Providing Streamlined Healthcare
TouroCOM Students Learn About Integrated Healthcare at Summer Internship
Three TouroCOM students participated in a prestigious internship program run by the Kaiser Permanente, an integrated managed care consortium in California.
Kaiser Permanente is America’s largest non-profit healthcare system, employing more than 20,000 physicians and serving more than 12.2 million people in 39 hospitals and 680 medical offices across the United States. The summer internship, which came with a $3,000 stipend to offset living costs, allowed first-year students to shadow doctors across a range of specialties while introducing them to the state-of-the-art integrated healthcare that Kaiser provides to its patients.
The three participating TouroCOM students were Anna Marie Tran of TouroCOM Middletown and TouroCOM Harlem students Gregory Yim and Krystal Savice. The three were based out of California for the internship, which took place over four weeks in June, just before they start their second year of medical school. The exclusive internship only has 50 spots and the TouroCOM students were among the few DO students accepted to the program.
Kaiser Permanente, like the Mayo Clinic, is a consortium and doesn’t operate on a fee-per-service model. As an integrated system, all the doctors are employees of the non-profit. Yim said he believed that the integrated nature of the system had an impact on patients’ health.
“Everything in Kaiser is streamlined—it’s all electronic so there’s no lost paperwork,” said Yim. “I think that makes it easier to find all the information about the patient in front of you. You can get your answers a lot faster and this leads to faster treatment, which, in turn, leads to better outcomes.”
The fact that the doctors are all employees also cuts down costs.
“There’s no incentive for doctors to have their patients undergo unnecessary surgeries,” said Tran. “The doctors mentioned that there’s a big standard of accountability and the end goal is better outcomes. That’s how healthcare should work.”
Tran, who grew up in California, was a patient of the system as a child. “It was kind of neat to come back to see how things work behind the scenes.”
Interns cycled among different departments and different medical specialties based on their interests. Savice said she spent time with surgeons and family medicine practitioners since both fields interested her. “I’m torn choosing between the two fields, but the internship gave us a chance to see the specialties hands-on before our clinical year,” she said. During her time with a breast-tumor specialist, Savice saw a lumpectomy, and with another surgeon, an operation to fix a hernia.
Similar to their TouroCOM education, the program also stressed that medical practitioners be culturally competent.

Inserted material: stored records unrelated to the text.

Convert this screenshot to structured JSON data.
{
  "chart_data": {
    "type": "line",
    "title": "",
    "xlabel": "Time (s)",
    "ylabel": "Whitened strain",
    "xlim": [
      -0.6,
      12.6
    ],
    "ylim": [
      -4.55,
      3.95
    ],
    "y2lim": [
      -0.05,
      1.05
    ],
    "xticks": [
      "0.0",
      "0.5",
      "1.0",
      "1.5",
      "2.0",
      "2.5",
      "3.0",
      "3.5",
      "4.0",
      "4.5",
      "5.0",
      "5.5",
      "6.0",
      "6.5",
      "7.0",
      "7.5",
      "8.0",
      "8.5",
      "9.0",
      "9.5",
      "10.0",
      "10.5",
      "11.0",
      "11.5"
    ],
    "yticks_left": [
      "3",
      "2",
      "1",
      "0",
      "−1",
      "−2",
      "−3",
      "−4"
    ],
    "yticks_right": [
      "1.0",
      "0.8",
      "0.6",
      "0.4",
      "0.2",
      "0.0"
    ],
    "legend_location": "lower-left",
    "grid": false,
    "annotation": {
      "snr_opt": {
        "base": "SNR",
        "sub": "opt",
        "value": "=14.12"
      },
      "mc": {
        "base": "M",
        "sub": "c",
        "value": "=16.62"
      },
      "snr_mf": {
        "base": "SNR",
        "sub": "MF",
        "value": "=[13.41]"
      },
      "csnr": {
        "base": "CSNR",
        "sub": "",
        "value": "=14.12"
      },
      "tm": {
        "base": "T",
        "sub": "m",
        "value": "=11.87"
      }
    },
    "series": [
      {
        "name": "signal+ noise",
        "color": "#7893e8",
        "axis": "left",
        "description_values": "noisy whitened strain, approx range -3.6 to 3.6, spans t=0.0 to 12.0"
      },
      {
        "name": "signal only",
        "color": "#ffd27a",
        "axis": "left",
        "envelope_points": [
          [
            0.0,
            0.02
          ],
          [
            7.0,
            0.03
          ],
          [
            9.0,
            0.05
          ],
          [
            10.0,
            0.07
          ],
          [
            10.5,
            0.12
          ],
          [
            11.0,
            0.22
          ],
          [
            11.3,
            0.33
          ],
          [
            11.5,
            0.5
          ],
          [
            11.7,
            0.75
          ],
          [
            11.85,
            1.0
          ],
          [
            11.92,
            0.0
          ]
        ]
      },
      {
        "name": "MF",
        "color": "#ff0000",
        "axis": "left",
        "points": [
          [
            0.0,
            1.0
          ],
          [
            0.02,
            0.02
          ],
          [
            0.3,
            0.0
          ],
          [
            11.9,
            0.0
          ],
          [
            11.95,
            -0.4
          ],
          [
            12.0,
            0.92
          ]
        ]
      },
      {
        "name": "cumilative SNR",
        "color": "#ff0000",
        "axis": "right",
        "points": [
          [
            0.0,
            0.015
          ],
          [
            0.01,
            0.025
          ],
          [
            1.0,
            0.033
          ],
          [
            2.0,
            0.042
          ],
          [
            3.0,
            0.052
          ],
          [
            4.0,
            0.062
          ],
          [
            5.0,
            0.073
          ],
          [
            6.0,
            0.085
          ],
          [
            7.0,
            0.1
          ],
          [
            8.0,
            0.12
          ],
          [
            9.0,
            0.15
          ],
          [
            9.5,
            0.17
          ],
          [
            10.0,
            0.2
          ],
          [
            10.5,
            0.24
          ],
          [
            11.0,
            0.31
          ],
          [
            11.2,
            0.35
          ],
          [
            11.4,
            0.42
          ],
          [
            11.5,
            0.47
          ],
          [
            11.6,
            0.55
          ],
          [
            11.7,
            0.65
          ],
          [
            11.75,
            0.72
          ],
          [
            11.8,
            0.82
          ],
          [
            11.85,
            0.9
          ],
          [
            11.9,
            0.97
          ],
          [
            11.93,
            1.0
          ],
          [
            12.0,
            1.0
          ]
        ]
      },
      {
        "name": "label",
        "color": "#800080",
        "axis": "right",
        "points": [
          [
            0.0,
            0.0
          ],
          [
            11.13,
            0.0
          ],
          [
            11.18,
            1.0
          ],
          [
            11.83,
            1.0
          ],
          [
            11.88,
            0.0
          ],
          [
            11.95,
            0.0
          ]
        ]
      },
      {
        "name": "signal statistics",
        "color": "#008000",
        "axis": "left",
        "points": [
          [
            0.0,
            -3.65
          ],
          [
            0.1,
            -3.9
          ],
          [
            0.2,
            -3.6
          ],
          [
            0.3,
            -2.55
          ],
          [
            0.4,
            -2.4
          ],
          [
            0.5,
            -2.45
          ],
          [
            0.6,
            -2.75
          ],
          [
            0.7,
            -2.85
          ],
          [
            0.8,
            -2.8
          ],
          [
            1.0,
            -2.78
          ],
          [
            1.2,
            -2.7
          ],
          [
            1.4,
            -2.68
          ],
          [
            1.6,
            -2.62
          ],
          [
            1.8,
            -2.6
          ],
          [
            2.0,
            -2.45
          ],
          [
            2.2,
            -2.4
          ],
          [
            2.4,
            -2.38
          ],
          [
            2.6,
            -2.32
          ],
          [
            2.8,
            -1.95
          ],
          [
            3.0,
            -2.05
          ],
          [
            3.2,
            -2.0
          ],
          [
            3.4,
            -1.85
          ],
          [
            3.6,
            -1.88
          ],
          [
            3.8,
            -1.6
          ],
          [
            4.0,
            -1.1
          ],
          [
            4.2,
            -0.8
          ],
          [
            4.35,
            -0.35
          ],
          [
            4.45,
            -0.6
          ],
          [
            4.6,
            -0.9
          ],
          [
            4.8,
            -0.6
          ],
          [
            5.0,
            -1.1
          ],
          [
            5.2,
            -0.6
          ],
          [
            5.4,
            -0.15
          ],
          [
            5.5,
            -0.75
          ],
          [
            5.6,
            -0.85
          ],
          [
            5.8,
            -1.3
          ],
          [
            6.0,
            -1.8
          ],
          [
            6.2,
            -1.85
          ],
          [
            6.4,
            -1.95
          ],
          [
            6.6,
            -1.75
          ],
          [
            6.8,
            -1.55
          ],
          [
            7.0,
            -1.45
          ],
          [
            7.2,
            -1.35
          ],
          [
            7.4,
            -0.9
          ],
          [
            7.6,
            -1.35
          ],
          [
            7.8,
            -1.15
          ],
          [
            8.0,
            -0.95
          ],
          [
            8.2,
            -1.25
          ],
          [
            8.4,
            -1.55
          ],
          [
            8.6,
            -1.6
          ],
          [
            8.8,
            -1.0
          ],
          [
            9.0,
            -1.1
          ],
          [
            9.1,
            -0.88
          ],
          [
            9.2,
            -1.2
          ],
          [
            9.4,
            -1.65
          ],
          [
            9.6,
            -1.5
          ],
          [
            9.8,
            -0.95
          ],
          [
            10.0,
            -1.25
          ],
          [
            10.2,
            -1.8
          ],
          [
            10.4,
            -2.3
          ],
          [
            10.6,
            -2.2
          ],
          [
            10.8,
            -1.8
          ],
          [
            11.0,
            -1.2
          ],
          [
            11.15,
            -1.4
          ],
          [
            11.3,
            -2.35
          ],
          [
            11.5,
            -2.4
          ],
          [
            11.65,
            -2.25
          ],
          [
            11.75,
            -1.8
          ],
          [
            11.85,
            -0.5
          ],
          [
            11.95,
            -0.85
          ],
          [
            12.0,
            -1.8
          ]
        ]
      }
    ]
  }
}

“The one thing that I saw the most was that the successful doctors were good listeners and were aware of where their parents were coming from,” said Tran.
Each Friday, interns had didactic lectures on topics ranging from getting strong residencies to handling the stress of medical school.
Savice said that the program had an impact on her.
“I met a lot of other medical students from around the country who shared my interests and were passionate about serving the underserved,” she said. “The medical practitioners I met were culturally sensitive, humble and dedicated to the mission of Kaiser. I’ve never been around people that were so busy, yet willing to help out an aspiring doctor.”